DOSSIER : Sean Penn : l'Amérique des destins brisés


Sean Penn : l'Amérique des destins brisés

''Grotesque'', ''ridicule'', ''gâchis monumental''… S’il y a bien un film qui a fait une unanimité de critiques négatives lors du festival de Cannes 2016, c’est The Last Face, cinquième réalisation de Sean Penn. On l’attendait pourtant au tournant. Peut-être qu’on l’attendait trop. Il faut dire que Sean Penn avait placé la barre très haut, des acteurs américains ayant passé le cap de la réalisation, c’est l’un de ceux avec la carrière la plus intéressante. A l’instar de Mel Gibson, Sean Penn a construit une œuvre forte, cohérente, faite de peu de films mais de beaucoup de moments mémorables.

Qui aurait cru d’ailleurs que le bad boy d’Hollywood, celui qui tirait sur l’hélicoptère des paparazzis survolant son mariage, ferait preuve d’une telle sensibilité une fois le cap de la réalisation passé ? Car loin de la réputation sulfureuse qu’il a pu se construire à une époque, ses films sont des drames puissants, sensibles et profondément humains. Avec ses films, Sean Penn témoigne d’une humanité à laquelle il aspire et dans laquelle il s’est engagé depuis, comme en témoigne The Last Face et ses bons sentiments décriés par la critique.

Les bons sentiments, Sean Penn cinéaste n’en a pourtant jamais manqué. Au long de la carrière qu’il s’est construit petit à petit, il a brodé des thématiques très fortes sur l’Amérique et ses destins brisés, parfois inspirées par des chansons (Highway Patrolman de Bruce Springsteen à l’origine de The Indian Runner), parfois par des romans qu’il a su s’approprier (notamment The Pledge, basé sur un roman de Friedrich Dürrenmatt).
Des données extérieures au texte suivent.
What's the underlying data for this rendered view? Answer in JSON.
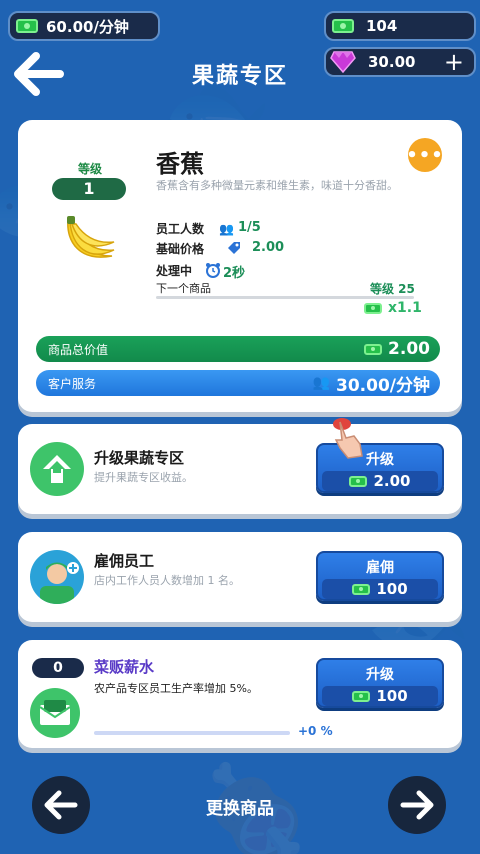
{
  "top_bar": {
    "income_rate": "60.00/分钟",
    "cash": "104",
    "gems": "30.00",
    "add_symbol": "+"
  },
  "header": {
    "title": "果蔬专区"
  },
  "product": {
    "level_label": "等级",
    "level": "1",
    "name": "香蕉",
    "description": "香蕉含有多种微量元素和维生素，味道十分香甜。",
    "employees_label": "员工人数",
    "employees_value": "1/5",
    "base_price_label": "基础价格",
    "base_price_value": "2.00",
    "processing_label": "处理中",
    "processing_value": "2秒",
    "next_product_label": "下一个商品",
    "next_level_label": "等级 25",
    "next_multiplier": "x1.1",
    "next_product_progress": 0.0,
    "total_value_label": "商品总价值",
    "total_value": "2.00",
    "customer_service_label": "客户服务",
    "customer_service_value": "30.00/分钟"
  },
  "upgrades": [
    {
      "title": "升级果蔬专区",
      "description": "提升果蔬专区收益。",
      "button_label": "升级",
      "price": "2.00"
    },
    {
      "title": "雇佣员工",
      "description": "店内工作人员人数增加 1 名。",
      "button_label": "雇佣",
      "price": "100"
    },
    {
      "level": "0",
      "title": "菜贩薪水",
      "description": "农产品专区员工生产率增加 5%。",
      "progress_text": "+0 %",
      "button_label": "升级",
      "price": "100"
    }
  ],
  "bottom_nav": {
    "label": "更换商品"
  },
  "colors": {
    "background": "#1f63b3",
    "accent_green": "#1c8e58",
    "accent_blue": "#2f7fe8",
    "gem": "#c93ad8",
    "more": "#f5a623"
  }
}
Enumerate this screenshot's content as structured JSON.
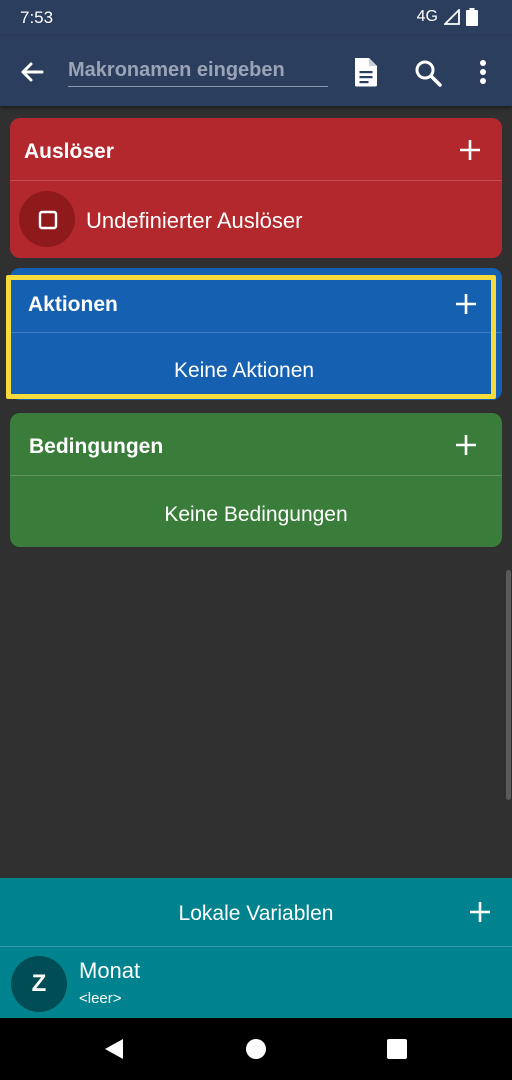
{
  "status": {
    "time": "7:53",
    "network": "4G"
  },
  "header": {
    "title_placeholder": "Makronamen eingeben"
  },
  "triggers": {
    "title": "Auslöser",
    "item_label": "Undefinierter Auslöser"
  },
  "actions": {
    "title": "Aktionen",
    "empty_text": "Keine Aktionen"
  },
  "conditions": {
    "title": "Bedingungen",
    "empty_text": "Keine Bedingungen"
  },
  "local_variables": {
    "title": "Lokale Variablen",
    "items": [
      {
        "avatar": "Z",
        "name": "Monat",
        "value": "<leer>"
      }
    ]
  },
  "colors": {
    "trigger_card": "#b2282c",
    "actions_card": "#1560b0",
    "conditions_card": "#3a7d3a",
    "variables_panel": "#00838f",
    "highlight": "#f5dc3c"
  }
}
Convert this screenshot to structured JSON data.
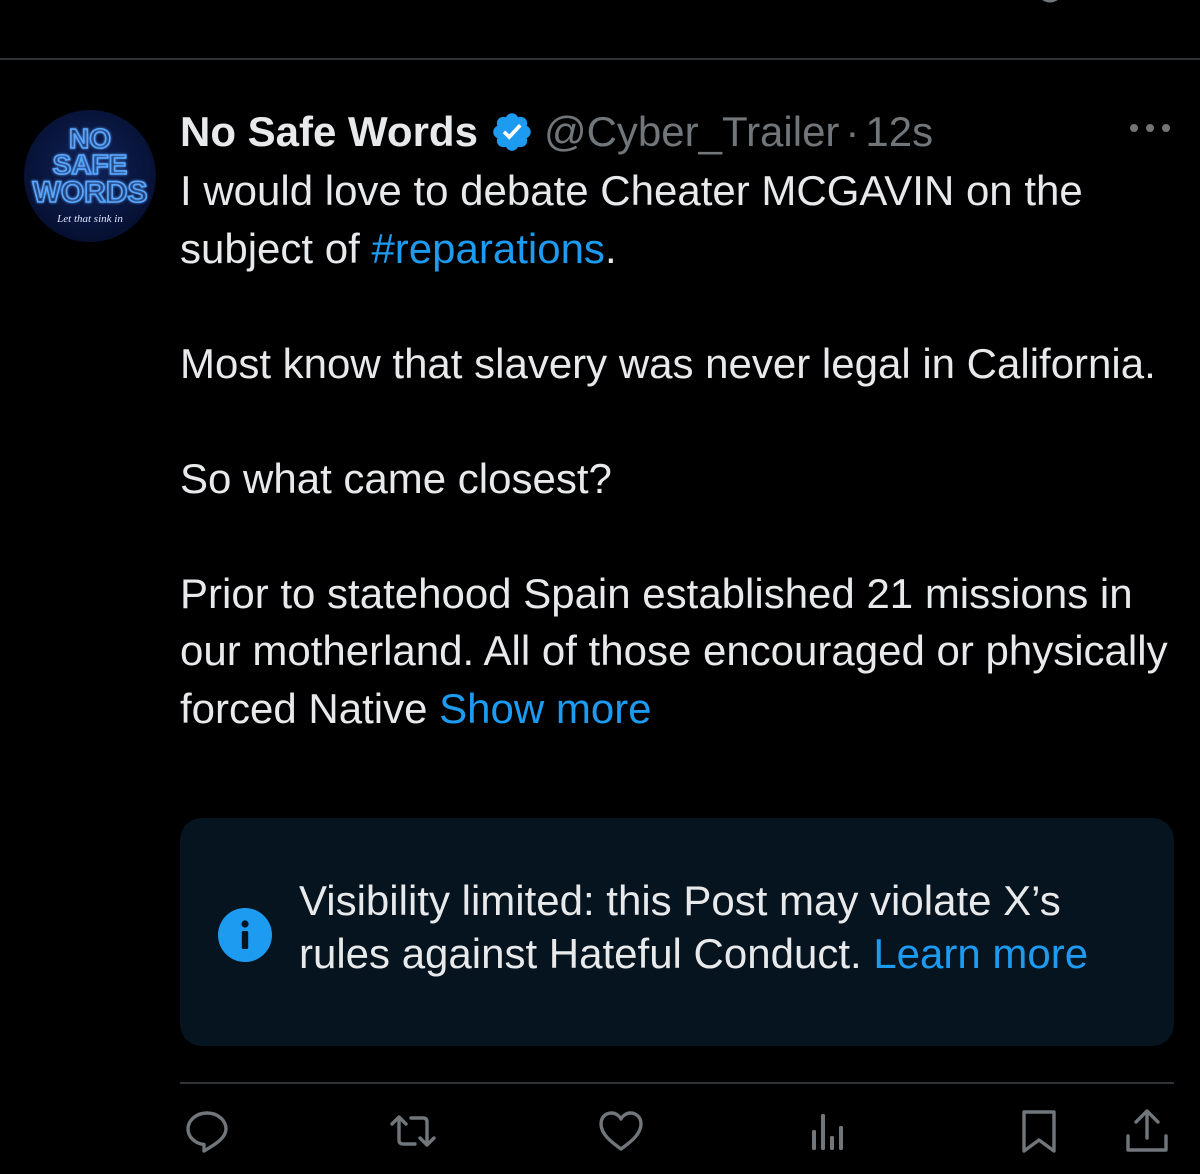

Histoires vraies (Into the Wild), histoires fantasmées, nées de son imagination ou non, les récits que Sean Penn raconte sont ceux de l’Amérique et de ses laissés pour compte, ces gens qui tâchent de vivre (John Booth dans Crossing Guard, Christopher McCandless dans Into the Wild) ou de survivre (les frères Roberts dans The Indian Runner ou encore Freddy Gale dans Crossing Guard) sans fioritures, loin de l’image de l’Amérique glorieuse souvent véhiculée dans le cinéma américain.

Les films de Sean Penn sont donc des drames à la dimension intime, touchant au cœur des plus grandes tragédies (la difficulté du retour à la vie après la guerre ou la prison, la perte d’un enfant, l’obsession d’un policier autour de la mort d’une fillette). Ses trois premiers films (The Indian Runner, Crossing Guard, The Pledge) constituent d’ailleurs une trilogie de l’Amérique à la fois magnifique et déprimante, élégiaque et pleine d’espoir, parcourue de mélancolie et parfois, de beauté. Cette trilogie, pouvant être vue comme la pierre fondatrice du cinéma de Sean Penn réalisateur, en dit long sur l’Amérique, celle des sans espoir. Relativement méconnus par le grand public qui préfèrera porter (à juste titre également) Into the Wild aux nues, ces trois films forment non seulement une pierre angulaire du cinéma de Sean Penn mais aussi du cinéma américain. Entre 1991 et 2001, on a du mal à imaginer films parlant avec plus de justesse du drame humain, de ses espoirs et de ses vies brisées.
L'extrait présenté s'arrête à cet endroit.